There were a bunch of other names for the smaller Lemko groups: Wengriny (‘Hungarians’, because they wore the same clothing as Slovaks who, in their turn, lived in Felvidék = Upper Hungary, and, as tobacco smugglers, they often interfered with the Hungarian customs authorities), Świcaki, Torokary, Pupkary, Łosie (these would say: “We are not Lemkos, we come from Sweden,” referring to their half-legendary pedigree; they were fair-haired, taller and richer than other Lemkos), Barny (from barnas, a black bull, which in its turn may have originated from Hungarian barna = brown), Cybuszary (culturally the least developed part of the Lemkos), Krajniacy (from Krajna – the old administrative unit encompassing several villages settled by the Wallachian law; until now, this term is found in many Slavonic lands), Korolewcy, etc.

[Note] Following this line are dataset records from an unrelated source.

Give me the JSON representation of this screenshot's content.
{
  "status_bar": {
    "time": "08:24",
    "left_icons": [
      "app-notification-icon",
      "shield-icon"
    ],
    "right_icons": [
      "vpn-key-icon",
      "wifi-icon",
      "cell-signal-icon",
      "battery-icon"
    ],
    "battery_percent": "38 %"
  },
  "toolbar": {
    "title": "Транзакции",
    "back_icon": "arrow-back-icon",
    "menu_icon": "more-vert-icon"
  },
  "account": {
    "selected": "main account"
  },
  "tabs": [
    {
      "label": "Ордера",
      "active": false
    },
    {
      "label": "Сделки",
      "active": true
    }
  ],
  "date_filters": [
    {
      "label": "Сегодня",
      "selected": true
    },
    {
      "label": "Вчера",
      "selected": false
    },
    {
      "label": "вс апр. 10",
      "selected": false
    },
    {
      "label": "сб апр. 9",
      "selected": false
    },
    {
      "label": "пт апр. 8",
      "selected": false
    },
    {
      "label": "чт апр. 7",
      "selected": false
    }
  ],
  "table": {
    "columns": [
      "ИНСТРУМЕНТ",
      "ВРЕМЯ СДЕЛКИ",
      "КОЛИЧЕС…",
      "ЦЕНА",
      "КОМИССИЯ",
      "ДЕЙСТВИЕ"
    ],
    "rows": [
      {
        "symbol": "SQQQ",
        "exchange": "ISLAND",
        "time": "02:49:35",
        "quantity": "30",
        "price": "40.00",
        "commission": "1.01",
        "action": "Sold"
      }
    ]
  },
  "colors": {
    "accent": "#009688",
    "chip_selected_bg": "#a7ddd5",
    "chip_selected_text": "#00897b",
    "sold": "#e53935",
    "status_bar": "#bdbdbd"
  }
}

These are just a few of the many interesting topics that the book contains. A last one that I would like to end on stands out as something of a contradiction from our usual perception, and might give a better insight into the true values of our people from a previous generation.
“Lemkos paid much attention to holding religious feasts, but weekly Sunday Services were treated as something ‘not compulsory and unimportant’.” Nonetheless, religion did play an important role in the spiritual life of Lemkos, and a church, usually erected in the centre of a village, often on some elevation, and encircled with a cemetery, constituted the centre of that life.